Increased consolidation of the U.S. Department of Labor’s (DOL) foreign labor certification application processing centers begins June 1, 2008.
In addition, 15 days after the DOL’s foreign labor certification application national processing centers (NPCs)—located in Atlanta and Chicago—undertake specific processing of visa-related foreign labor certification applications, the DOL’s National Office of Foreign Labor Certification (OFLC) in Washington, D.C., will no longer accept such applications, says the department’s regulation “Non-Electronic Filing of Applications for Permanent and Temporary Foreign Labor Certification” posted in the Federal Register March 5, 2008. Starting on June 16, 2008, all applications filed at the wrong NPC will not be forwarded, but will be rejected, the department says.(During the 15 days after the NPCs undertake their specific processing duties, applications filed with the incorrect NPC, or at the OFLC, will be forwarded to the correct location.)
In December 2004, DOL opened NPCs in Atlanta and Chicago as part of a long-term strategy to streamline the labor certification process that has been “fragmented, duplicative, lengthy and unduly burdensome,” the department says. The NPCs currently process labor certification applications filed by, or on behalf of, employers seeking to employ permanent or temporary foreign workers in the United States. In an effort to make the “processing of applications as efficient and effective” as possible, the DOL is centralizing the processing of permanent applications at the Atlanta NPC and the processing of temporary program applications at the Chicago NPC.
The Atlanta NPC will process permanent labor certification applications, which allow employers to seek the permanent employment of foreign nationals in the United States, the DOL says.

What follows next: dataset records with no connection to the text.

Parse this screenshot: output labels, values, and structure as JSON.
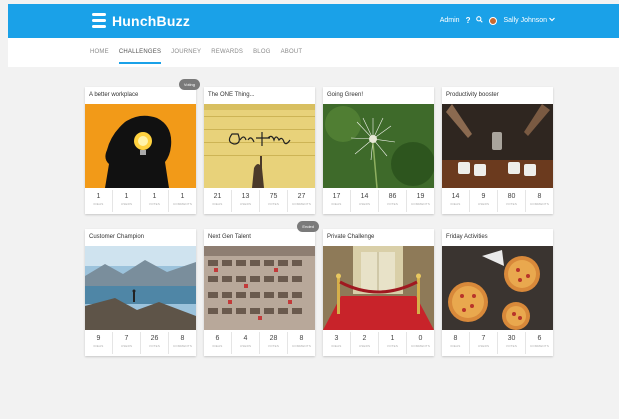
{
  "app": {
    "name": "HunchBuzz"
  },
  "topbar": {
    "admin_label": "Admin",
    "help_label": "?",
    "user_name": "Sally Johnson"
  },
  "nav": {
    "items": [
      {
        "label": "HOME"
      },
      {
        "label": "CHALLENGES"
      },
      {
        "label": "JOURNEY"
      },
      {
        "label": "REWARDS"
      },
      {
        "label": "BLOG"
      },
      {
        "label": "ABOUT"
      }
    ]
  },
  "stat_labels": [
    "IDEAS",
    "USERS",
    "VOTES",
    "COMMENTS"
  ],
  "cards": [
    {
      "title": "A better workplace",
      "badge": "Voting",
      "stats": [
        "1",
        "1",
        "1",
        "1"
      ]
    },
    {
      "title": "The ONE Thing...",
      "badge": "",
      "stats": [
        "21",
        "13",
        "75",
        "27"
      ]
    },
    {
      "title": "Going Green!",
      "badge": "",
      "stats": [
        "17",
        "14",
        "86",
        "19"
      ]
    },
    {
      "title": "Productivity booster",
      "badge": "",
      "stats": [
        "14",
        "9",
        "80",
        "8"
      ]
    },
    {
      "title": "Customer Champion",
      "badge": "",
      "stats": [
        "9",
        "7",
        "26",
        "8"
      ]
    },
    {
      "title": "Next Gen Talent",
      "badge": "Ended",
      "stats": [
        "6",
        "4",
        "28",
        "8"
      ]
    },
    {
      "title": "Private Challenge",
      "badge": "",
      "stats": [
        "3",
        "2",
        "1",
        "0"
      ]
    },
    {
      "title": "Friday Activities",
      "badge": "",
      "stats": [
        "8",
        "7",
        "30",
        "6"
      ]
    }
  ],
  "colors": {
    "brand": "#1aa1e8",
    "background": "#f2f2f2"
  }
}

The Chicago NPC will process temporary labor certification applications related to the D-1, E-3, H-1B, H-1B1, H-1C, H-2A and H-2B nonimmigrant visa programs, the DOL says.

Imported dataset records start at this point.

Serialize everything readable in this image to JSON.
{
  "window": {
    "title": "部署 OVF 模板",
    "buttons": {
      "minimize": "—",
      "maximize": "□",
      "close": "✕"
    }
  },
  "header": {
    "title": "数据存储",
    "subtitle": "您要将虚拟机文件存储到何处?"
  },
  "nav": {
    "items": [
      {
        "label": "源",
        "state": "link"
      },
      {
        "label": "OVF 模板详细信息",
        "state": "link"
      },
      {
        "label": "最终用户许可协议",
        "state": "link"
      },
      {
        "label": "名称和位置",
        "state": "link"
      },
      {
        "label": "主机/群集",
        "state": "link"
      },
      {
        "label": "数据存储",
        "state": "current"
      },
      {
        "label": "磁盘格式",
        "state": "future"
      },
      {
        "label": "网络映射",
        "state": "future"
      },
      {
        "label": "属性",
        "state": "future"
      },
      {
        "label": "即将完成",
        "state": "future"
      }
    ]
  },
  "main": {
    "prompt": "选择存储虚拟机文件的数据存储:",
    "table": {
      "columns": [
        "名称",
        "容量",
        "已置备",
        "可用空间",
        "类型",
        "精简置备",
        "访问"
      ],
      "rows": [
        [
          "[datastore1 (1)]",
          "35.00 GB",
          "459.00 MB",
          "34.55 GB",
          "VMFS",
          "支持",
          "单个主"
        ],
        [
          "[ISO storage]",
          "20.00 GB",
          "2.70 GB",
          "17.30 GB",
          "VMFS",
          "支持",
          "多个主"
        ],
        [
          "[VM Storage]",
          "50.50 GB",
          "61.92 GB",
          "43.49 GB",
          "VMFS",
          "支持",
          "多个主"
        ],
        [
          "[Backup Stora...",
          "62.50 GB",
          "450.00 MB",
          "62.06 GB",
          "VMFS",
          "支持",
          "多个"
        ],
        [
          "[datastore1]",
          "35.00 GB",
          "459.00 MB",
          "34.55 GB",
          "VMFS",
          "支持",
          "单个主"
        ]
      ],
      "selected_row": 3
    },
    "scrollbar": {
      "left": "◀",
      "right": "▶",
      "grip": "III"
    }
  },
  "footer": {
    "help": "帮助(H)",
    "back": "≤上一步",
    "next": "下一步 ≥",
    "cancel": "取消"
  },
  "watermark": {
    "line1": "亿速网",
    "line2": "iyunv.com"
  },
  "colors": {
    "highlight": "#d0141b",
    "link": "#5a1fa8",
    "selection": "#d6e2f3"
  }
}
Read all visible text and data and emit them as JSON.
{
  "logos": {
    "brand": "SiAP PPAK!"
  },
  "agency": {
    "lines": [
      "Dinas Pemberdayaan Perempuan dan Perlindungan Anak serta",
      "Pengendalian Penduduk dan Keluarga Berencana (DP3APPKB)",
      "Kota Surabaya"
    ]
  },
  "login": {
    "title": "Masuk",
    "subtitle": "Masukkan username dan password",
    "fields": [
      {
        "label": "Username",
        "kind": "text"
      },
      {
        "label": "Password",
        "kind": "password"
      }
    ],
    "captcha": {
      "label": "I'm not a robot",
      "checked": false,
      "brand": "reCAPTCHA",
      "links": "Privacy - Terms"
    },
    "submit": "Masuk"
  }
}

• The D-1 visa program provides a means for U.S. employers to import foreign nationals on a temporary basis as crewmembers to perform longshore work at U.S. ports.
• The E-3 visa program provides a means for U.S. employers to import Australian nationals to perform services in a specialty occupation.

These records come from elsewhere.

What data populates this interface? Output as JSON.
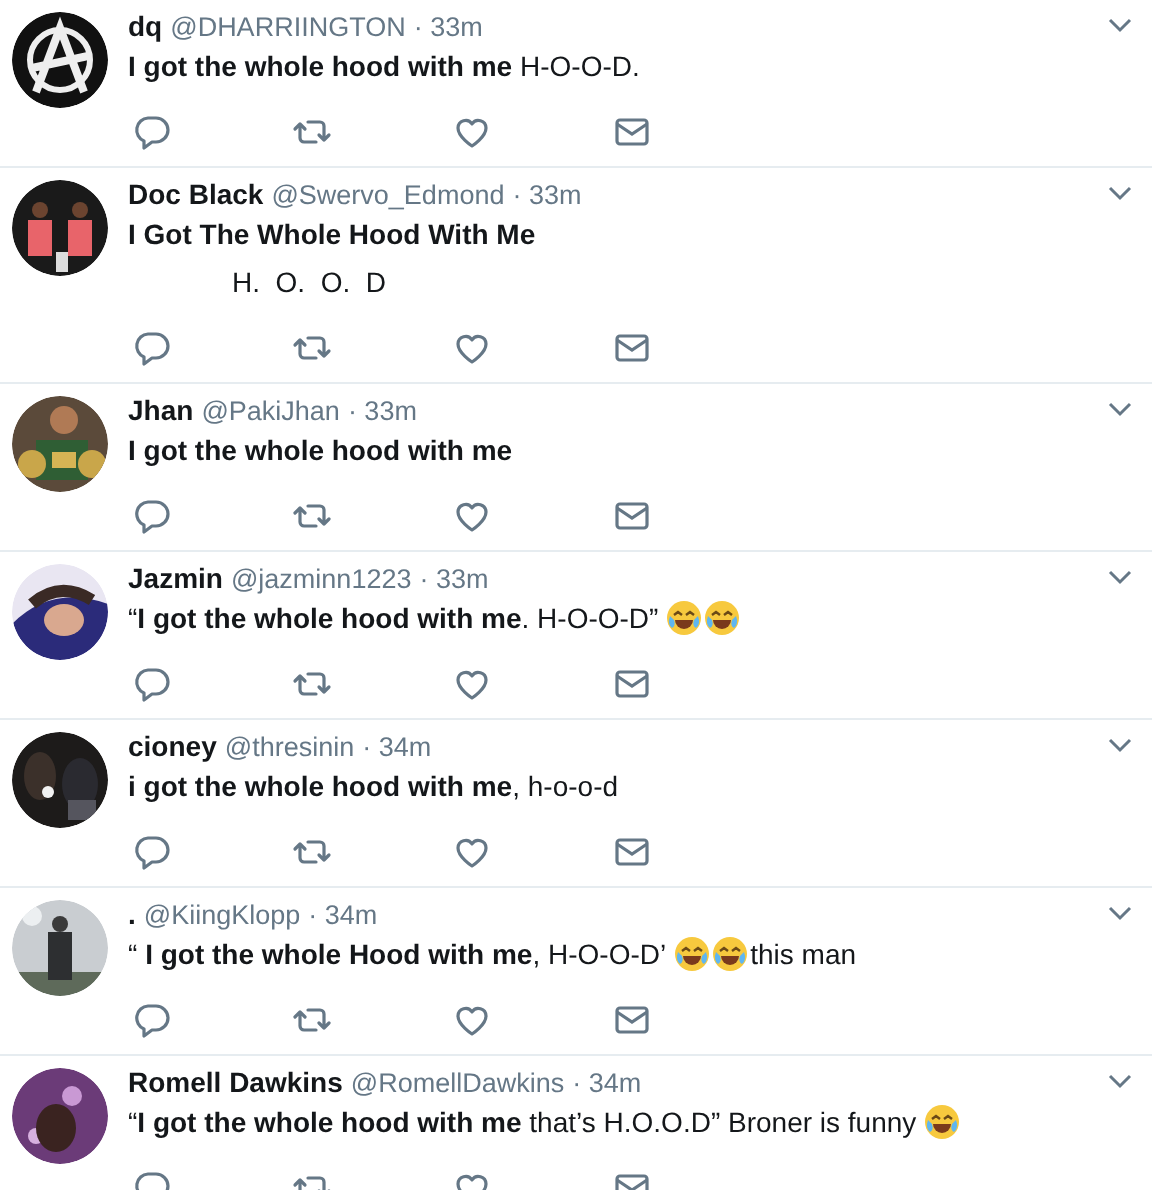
{
  "tweets": [
    {
      "name": "dq",
      "handle": "@DHARRIINGTON",
      "time": "· 33m",
      "lines": [
        [
          {
            "kind": "text",
            "text": "**I got the whole hood with me** H-O-O-D."
          }
        ]
      ]
    },
    {
      "name": "Doc Black",
      "handle": "@Swervo_Edmond",
      "time": "· 33m",
      "lines": [
        [
          {
            "kind": "text",
            "text": "**I Got The Whole Hood With Me**"
          }
        ],
        [
          {
            "kind": "indent"
          },
          {
            "kind": "text",
            "text": "H.  O.  O.  D"
          }
        ]
      ]
    },
    {
      "name": "Jhan",
      "handle": "@PakiJhan",
      "time": "· 33m",
      "lines": [
        [
          {
            "kind": "text",
            "text": "**I got the whole hood with me**"
          }
        ]
      ]
    },
    {
      "name": "Jazmin",
      "handle": "@jazminn1223",
      "time": "· 33m",
      "lines": [
        [
          {
            "kind": "text",
            "text": "“**I got the whole hood with me**. H-O-O-D”"
          },
          {
            "kind": "emoji"
          },
          {
            "kind": "emoji"
          }
        ]
      ]
    },
    {
      "name": "cioney",
      "handle": "@thresinin",
      "time": "· 34m",
      "lines": [
        [
          {
            "kind": "text",
            "text": "**i got the whole hood with me**, h-o-o-d"
          }
        ]
      ]
    },
    {
      "name": ".",
      "handle": "@KiingKlopp",
      "time": "· 34m",
      "lines": [
        [
          {
            "kind": "text",
            "text": "“ **I got the whole Hood with me**, H-O-O-D’"
          },
          {
            "kind": "emoji"
          },
          {
            "kind": "emoji"
          },
          {
            "kind": "text",
            "text": "this man"
          }
        ]
      ]
    },
    {
      "name": "Romell Dawkins",
      "handle": "@RomellDawkins",
      "time": "· 34m",
      "lines": [
        [
          {
            "kind": "text",
            "text": "“**I got the whole hood with me** that’s H.O.O.D” Broner is funny"
          },
          {
            "kind": "emoji"
          }
        ]
      ]
    }
  ]
}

• The H-1B visa program provides a means for U.S. employers to import foreign nationals on a temporary basis to perform services in a specialty occupation or as a fashion model.
• The H-1B1 visa program provides a means for U.S. employers to import nationals of Chile and Singapore to perform services in a specialty occupation.
• The H-1C visa program provides a means for certain U.S. employers to import foreign workers on a temporary basis to perform services as registered nurses in health professional shortage areas.
• The H-2A visa program provides a means for U.S. employers to employ foreign workers on a temporary or seasonal basis to perform agricultural labor or services of a temporary or seasonal nature.
• The H-2B visa program provides a means for U.S. employers to employ foreign workers on a temporary basis to perform non-agricultural services or labor, if unemployed U.S. workers are unavailable.
In addition, requests to withdraw labor condition applications (LCA) for H-1B, H-1B1 and E-3 non-immigrants that cannot be made electronically must be submitted to the Chicago processing center. Employers authorized to file paper LCAs because of a physical disability must file such applications with the Chicago center.
J.J. Smith is manager of SHRM Online’s Global HR Focus Area.